The knotted hands came apart with a frantic jerk, because he wanted them to hide his face, which was no longer under control. He lost his voice and his head, and began to cry, in shamed little gulps and hiccups he tried in vain to swallow. Miss Hamilton put down her cigarette carefully in the ashtray and took him by the shoulders, shaking him first gently and then peremptorily.

“Now, this is silly. Come along, tell me about it. Where did you find them? How did it happen that you found them, if the police couldn’t?”

“I shouldn’t tell you,” he got out between gulps, “I oughtn’t to tell anyone. It just happened. If I told you, you’d have to tell lies, too.”

“Oh, now, look, I’m trying to help you. If you don’t tell me everything how can I judge the importance of these gloves? You may be quite mistaken about them, they may not be the ones at all. You may be fretting quite needlessly.”

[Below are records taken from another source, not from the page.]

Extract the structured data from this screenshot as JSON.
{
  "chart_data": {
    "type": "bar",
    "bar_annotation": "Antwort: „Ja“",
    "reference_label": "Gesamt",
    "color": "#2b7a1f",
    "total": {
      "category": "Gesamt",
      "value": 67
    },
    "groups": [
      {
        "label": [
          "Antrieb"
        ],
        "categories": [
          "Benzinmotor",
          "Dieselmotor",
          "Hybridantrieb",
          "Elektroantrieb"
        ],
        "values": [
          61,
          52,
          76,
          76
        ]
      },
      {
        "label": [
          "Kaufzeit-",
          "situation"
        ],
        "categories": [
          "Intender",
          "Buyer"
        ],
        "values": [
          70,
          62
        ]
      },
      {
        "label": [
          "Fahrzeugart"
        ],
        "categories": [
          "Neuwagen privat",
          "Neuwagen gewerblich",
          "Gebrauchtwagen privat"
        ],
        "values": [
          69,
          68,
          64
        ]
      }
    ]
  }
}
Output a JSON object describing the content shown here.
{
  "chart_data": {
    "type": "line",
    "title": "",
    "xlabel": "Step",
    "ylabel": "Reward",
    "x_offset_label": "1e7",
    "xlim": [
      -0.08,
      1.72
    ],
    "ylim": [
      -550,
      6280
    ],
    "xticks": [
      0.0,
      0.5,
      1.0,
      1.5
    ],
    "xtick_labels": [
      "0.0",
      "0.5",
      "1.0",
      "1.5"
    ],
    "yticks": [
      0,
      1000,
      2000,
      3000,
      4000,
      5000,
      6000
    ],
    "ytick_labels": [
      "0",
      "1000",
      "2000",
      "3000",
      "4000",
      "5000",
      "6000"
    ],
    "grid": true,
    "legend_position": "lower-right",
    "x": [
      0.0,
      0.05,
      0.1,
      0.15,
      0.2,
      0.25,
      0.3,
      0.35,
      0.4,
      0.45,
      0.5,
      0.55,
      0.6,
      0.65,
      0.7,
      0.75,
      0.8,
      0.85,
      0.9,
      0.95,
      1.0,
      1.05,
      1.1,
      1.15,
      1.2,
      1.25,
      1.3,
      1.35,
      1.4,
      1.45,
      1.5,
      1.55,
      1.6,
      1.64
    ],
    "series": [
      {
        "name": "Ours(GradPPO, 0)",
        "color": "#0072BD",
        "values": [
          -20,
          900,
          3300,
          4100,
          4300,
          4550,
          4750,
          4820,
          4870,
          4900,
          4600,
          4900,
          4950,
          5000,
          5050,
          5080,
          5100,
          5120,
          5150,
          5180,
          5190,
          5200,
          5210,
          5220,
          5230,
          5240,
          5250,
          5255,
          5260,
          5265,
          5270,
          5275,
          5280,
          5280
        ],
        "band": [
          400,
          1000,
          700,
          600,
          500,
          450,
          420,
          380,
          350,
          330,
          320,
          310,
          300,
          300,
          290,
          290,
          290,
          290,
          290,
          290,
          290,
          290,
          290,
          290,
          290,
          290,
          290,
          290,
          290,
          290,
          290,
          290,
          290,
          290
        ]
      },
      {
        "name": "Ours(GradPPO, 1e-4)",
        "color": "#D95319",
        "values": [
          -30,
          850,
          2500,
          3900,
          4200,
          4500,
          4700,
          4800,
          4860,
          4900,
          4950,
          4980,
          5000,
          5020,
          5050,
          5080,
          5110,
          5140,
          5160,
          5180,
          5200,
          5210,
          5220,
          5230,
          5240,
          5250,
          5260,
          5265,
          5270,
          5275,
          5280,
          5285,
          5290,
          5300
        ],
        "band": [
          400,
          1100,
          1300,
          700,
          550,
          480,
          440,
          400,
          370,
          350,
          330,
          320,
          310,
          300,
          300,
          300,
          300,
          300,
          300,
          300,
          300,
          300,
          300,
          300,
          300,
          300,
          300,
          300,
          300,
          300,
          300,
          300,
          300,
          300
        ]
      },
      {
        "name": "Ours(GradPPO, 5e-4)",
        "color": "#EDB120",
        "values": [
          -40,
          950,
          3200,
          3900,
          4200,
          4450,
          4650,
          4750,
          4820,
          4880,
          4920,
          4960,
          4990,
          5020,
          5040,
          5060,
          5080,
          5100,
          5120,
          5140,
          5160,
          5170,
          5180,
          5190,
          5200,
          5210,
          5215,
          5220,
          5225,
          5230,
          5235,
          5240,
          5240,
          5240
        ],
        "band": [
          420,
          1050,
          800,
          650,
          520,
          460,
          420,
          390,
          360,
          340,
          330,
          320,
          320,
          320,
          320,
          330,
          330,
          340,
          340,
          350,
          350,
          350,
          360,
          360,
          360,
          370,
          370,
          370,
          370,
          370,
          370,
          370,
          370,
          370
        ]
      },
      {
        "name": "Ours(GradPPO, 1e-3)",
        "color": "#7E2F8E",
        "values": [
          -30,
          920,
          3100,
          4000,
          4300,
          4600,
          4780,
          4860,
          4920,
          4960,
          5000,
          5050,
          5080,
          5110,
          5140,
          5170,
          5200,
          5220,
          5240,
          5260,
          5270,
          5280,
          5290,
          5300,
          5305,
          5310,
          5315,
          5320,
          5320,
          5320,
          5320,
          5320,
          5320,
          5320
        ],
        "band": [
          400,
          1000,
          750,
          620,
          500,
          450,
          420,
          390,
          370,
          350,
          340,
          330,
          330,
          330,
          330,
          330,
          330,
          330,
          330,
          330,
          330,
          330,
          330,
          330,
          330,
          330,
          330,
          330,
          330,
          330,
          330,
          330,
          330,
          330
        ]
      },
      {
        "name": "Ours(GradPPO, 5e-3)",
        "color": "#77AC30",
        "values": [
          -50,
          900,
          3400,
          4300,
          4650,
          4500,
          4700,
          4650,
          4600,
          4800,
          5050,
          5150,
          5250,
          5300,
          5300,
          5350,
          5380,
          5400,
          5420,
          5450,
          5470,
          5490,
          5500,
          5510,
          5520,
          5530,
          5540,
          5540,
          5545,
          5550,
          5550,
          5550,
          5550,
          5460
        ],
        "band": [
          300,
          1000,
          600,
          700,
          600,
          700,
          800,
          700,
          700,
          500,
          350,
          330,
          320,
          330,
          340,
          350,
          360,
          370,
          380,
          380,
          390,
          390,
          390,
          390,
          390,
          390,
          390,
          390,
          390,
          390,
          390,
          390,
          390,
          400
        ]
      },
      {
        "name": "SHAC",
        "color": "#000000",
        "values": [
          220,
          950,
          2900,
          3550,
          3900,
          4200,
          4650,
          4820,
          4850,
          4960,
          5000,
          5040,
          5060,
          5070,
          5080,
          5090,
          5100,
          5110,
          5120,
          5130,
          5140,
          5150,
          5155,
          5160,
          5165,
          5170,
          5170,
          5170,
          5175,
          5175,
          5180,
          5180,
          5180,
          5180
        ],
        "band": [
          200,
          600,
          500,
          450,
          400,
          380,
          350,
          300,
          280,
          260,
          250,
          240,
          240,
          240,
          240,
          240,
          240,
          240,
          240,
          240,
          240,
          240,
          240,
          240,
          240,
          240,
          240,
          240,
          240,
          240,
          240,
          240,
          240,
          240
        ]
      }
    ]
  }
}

“They are the ones, I know they are. And they’ll say, they’ll say she, , , ” He was trying to master the hiccups that were convulsing him, and to all her patient questions he could make no better answers than a few grotesque, incoherent sounds. It was quite useless to persist, he was half hysterical already. She released him and went into the small cloakroom which adjoined her office, and came back with a glass of water. She presented it to his lips with an authority there was no gainsaying, and he drank docilely, scarlet and tearful, still heaving with convulsions of subsiding frequency and violence. “There’s blood on them,” he gasped between spasms. “What am I going to do?

She stood back and looked at him thoughtfully, while he knuckled angrily at his eyes and muffled his hiccups in a crumpled handkerchief.

“Is that what you were going to ask Mr. Shelley?”

He nodded miserably. “He’s her solicitor, and, and I thought maybe I, I could just give them to him. I thought maybe he’d take the responsibility, because I, I, , , “

“You could destroy them,” said Miss Hamilton deliberately, “if that’s how you feel. Destroy them and forget all about it.”

“No, I couldn’t!. How could I? Don’t you see how I’m placed? My father, , , I feel awful! He trusts me!” He struggled momentarily with an all too evident inclination to relapse into tears again. “But it’s Kitty!”

Sixteen-year-olds miserably in love are a pathetic sight, and his situation, she saw, was indeed pitiable. Whatever his resolution the issue was certain; he’d never be able to bear the burden for long, sooner or later out it would all come tumbling to his father. Meantime, someone had to lift the immediate load from him.